Big data can be an extremely accurate predictive tool and often reveal patterns and outliers, but often the relationships between big data and the information it attempts to represent are convoluted and misleading. To delve through the data we must ask "why" to figure out the reasons why a particular big data finding exists and connect the numbers to their real-life representations. The fact that "big data" is often open for interpretation leaves room for human error, meaning that we must be especially aware and make a concerted effort to apply intelligence to the data in order to glean as much accurate value from it as possible.
An interesting case came to light in the recent TEDX MidAtlantic talk when scientist Jennifer Golbeck revealed a phenomenon dubbed the “Curly Fries” Case Study. The concept is simple but quite bizarre. When scientists were looking into the possibility of selling people’s personal social media activity data to future employers and marketers, they found that there was an astronomically high percentage of “smart-people” that had liked curly fries on Facebook. The question is why, and the potential thought processes used to answer that question can reveal a common analyzing error typically made when formulating explanations to support big data findings.

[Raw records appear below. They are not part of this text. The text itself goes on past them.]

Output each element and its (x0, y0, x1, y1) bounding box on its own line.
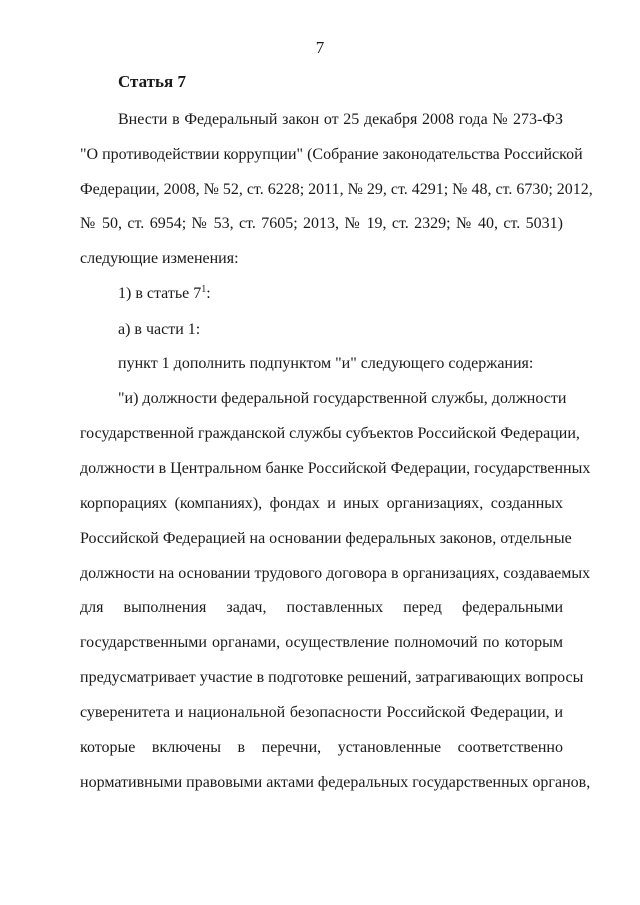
text-line: для выполнения задач, поставленных перед федеральными (80, 599, 563, 616)
text-line: государственными органами, осуществление полномочий по которым (80, 634, 563, 651)
article-heading: Статья 7 (118, 72, 186, 91)
text-line: а) в части 1: (118, 321, 201, 338)
text-line: пункт 1 дополнить подпунктом "и" следующего содержания: (118, 355, 534, 372)
text-line: нормативными правовыми актами федеральных государственных органов, (80, 774, 591, 791)
text-fragment: : (206, 285, 211, 302)
text-line: Внести в Федеральный закон от 25 декабря 2008 года № 273-ФЗ (118, 111, 563, 128)
text-line: Российской Федерацией на основании федеральных законов, отдельные (80, 530, 572, 547)
page-number: 7 (315, 38, 325, 57)
text-line: "и) должности федеральной государственной службы, должности (118, 390, 567, 407)
text-fragment: 1) в статье 7 (118, 285, 202, 302)
text-line: которые включены в перечни, установленные соответственно (80, 739, 563, 756)
text-line: следующие изменения: (80, 250, 239, 267)
text-line: суверенитета и национальной безопасности Российской Федерации, и (80, 704, 563, 721)
text-line: Федерации, 2008, № 52, ст. 6228; 2011, № 29, ст. 4291; № 48, ст. 6730; 2012, (80, 181, 593, 198)
text-line: предусматривает участие в подготовке решений, затрагивающих вопросы (80, 669, 584, 686)
text-line: должности в Центральном банке Российской Федерации, государственных (80, 460, 591, 477)
text-line: корпорациях (компаниях), фондах и иных организациях, созданных (80, 495, 563, 512)
text-line: государственной гражданской службы субъектов Российской Федерации, (80, 425, 580, 442)
text-line (118, 284, 563, 304)
superscript: 1 (201, 284, 207, 295)
text-line: должности на основании трудового договора в организациях, создаваемых (80, 565, 591, 582)
text-line: № 50, ст. 6954; № 53, ст. 7605; 2013, № 19, ст. 2329; № 40, ст. 5031) (80, 215, 563, 232)
text-line: "О противодействии коррупции" (Собрание законодательства Российской (80, 146, 583, 163)
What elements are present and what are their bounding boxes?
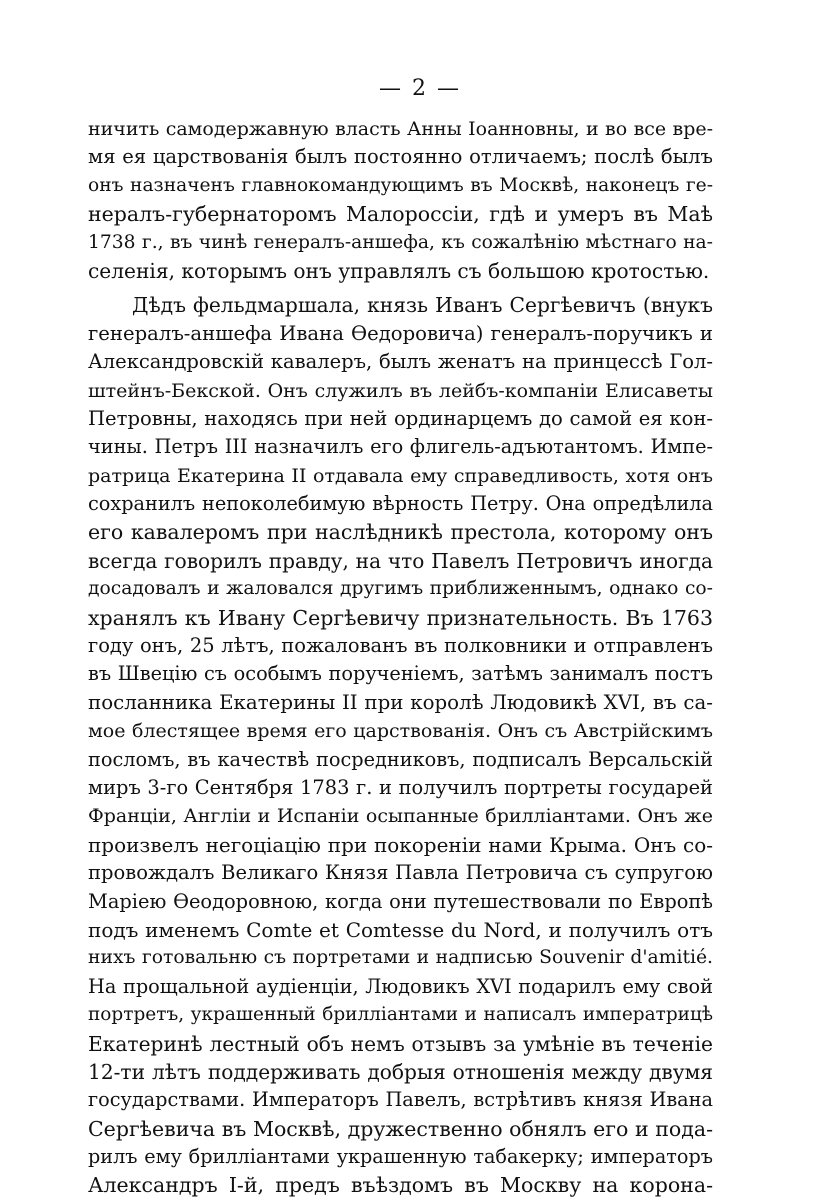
text-line: миръ 3-го Сентября 1783 г. и получилъ портреты государей [88, 775, 713, 799]
text-line: рилъ ему бриллiантами украшенную табакерку; императоръ [88, 1145, 713, 1169]
text-line: чины. Петръ III назначилъ его флигель-адъютантомъ. Импе- [88, 435, 713, 459]
text-line: портретъ, украшенный бриллiантами и написалъ императрицѣ [88, 1004, 713, 1026]
text-line: онъ назначенъ главнокомандующимъ въ Москвѣ, наконецъ ге- [88, 174, 713, 196]
text-line: сохранилъ непоколебимую вѣрность Петру. Она опредѣлила [88, 492, 713, 516]
text-line: его кавалеромъ при наслѣдникѣ престола, которому онъ [88, 520, 713, 545]
text-line: Екатеринѣ лестный объ немъ отзывъ за умѣніе въ теченіе [88, 1031, 713, 1056]
text-line: провождалъ Великаго Князя Павла Петровича съ супругою [88, 861, 713, 885]
text-line: 1738 г., въ чинѣ генералъ-аншефа, къ сожалѣнію мѣстнаго на- [88, 231, 713, 253]
text-line: въ Швецію съ особымъ порученіемъ, затѣмъ занималъ постъ [88, 662, 713, 686]
paragraph-1 [88, 115, 713, 285]
text-line: ничить самодержавную власть Анны Іоанновны, и во все вре- [88, 118, 713, 140]
text-line: генералъ-аншефа Ивана Ѳедоровича) генералъ-поручикъ и [88, 321, 713, 345]
text-line: Александровскій кавалеръ, былъ женатъ на принцессѣ Гол- [88, 350, 713, 374]
text-line: Маріею Ѳеодоровною, когда они путешествовали по Европѣ [88, 889, 713, 913]
text-line: штейнъ-Бекской. Онъ служилъ въ лейбъ-компаніи Елисаветы [88, 379, 713, 402]
text-line: государствами. Императоръ Павелъ, встрѣтивъ князя Ивана [88, 1088, 713, 1112]
text-line: ратрица Екатерина II отдавала ему справедливость, хотя онъ [88, 464, 713, 487]
paragraph-2 [88, 291, 713, 1200]
text-line: всегда говорилъ правду, на что Павелъ Петровичъ иногда [88, 548, 713, 573]
page-number: — 2 — [379, 76, 461, 101]
body-text [88, 115, 713, 1200]
text-line: произвелъ негоціацію при покореніи нами Крыма. Онъ со- [88, 832, 713, 857]
text-line: На прощальной аудіенціи, Людовикъ XVI подарилъ ему свой [88, 974, 713, 998]
text-line: году онъ, 25 лѣтъ, пожалованъ въ полковники и отправленъ [88, 634, 713, 658]
text-line: Дѣдъ фельдмаршала, князь Иванъ Сергѣевичъ (внукъ [132, 293, 713, 318]
text-line: нихъ готовальню съ портретами и надписью Souvenir d'amitié. [88, 947, 713, 969]
text-line: Петровны, находясь при ней ординарцемъ до самой ея кон- [88, 406, 713, 430]
text-line: Александръ I-й, предъ въѣздомъ въ Москву на корона- [88, 1173, 713, 1198]
text-line: посланника Екатерины II при королѣ Людовикѣ XVI, въ са- [88, 690, 713, 714]
text-line: селенія, которымъ онъ управлялъ съ большою кротостью. [88, 258, 710, 283]
text-line: досадовалъ и жаловался другимъ приближеннымъ, однако со- [88, 578, 713, 600]
text-line: 12-ти лѣтъ поддерживать добрыя отношенія между двумя [88, 1059, 713, 1084]
text-line: хранялъ къ Ивану Сергѣевичу признательность. Въ 1763 [88, 605, 713, 630]
text-line: подъ именемъ Comte et Comtesse du Nord, и получилъ отъ [88, 917, 713, 942]
text-line: Сергѣевича въ Москвѣ, дружественно обнялъ его и пода- [88, 1116, 713, 1141]
text-line: Франціи, Англіи и Испаніи осыпанные бриллiантами. Онъ же [88, 805, 713, 828]
text-line: посломъ, въ качествѣ посредниковъ, подписалъ Версальскій [88, 747, 713, 771]
text-line: мое блестящее время его царствованія. Онъ съ Австрійскимъ [88, 720, 713, 743]
text-line: нералъ-губернаторомъ Малороссіи, гдѣ и умеръ въ Маѣ [88, 202, 713, 227]
text-line: мя ея царствованія былъ постоянно отличаемъ; послѣ былъ [88, 145, 713, 169]
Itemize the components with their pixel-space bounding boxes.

A mechanic, robotic approach to analysis would use the straight-line method to connect one and two and conclude that smart people like curly fries. The hypotheses that could follow: If my child develops a penchant for curly fries at a young age, can this predict his future intelligence? If I feed my child curly fries, will he become smarter?
In reality, we have to take the big data findings at face value and not form irrational conclusions. The study has told us that a lot of smart people like curly fries on FACEBOOK. So what intelligent and realistic explanations could support this finding? If you think about the mechanics of facebook and the trickle-down approach through friend networks on social media sites, you'll realize likely that a person with a large friend network of equally smart people and a high influence factor “liked” curly fries then the rest followed.
It’s important to distinguish between correlation and causation. It’s very easy to assume that an outlier in a dataset indicates a causal relationship. In reality, smart people are not more likely to like curly fries and it can be due to a unique coincidence independent of the data.
Lesson learned, and enjoy your Tuesday!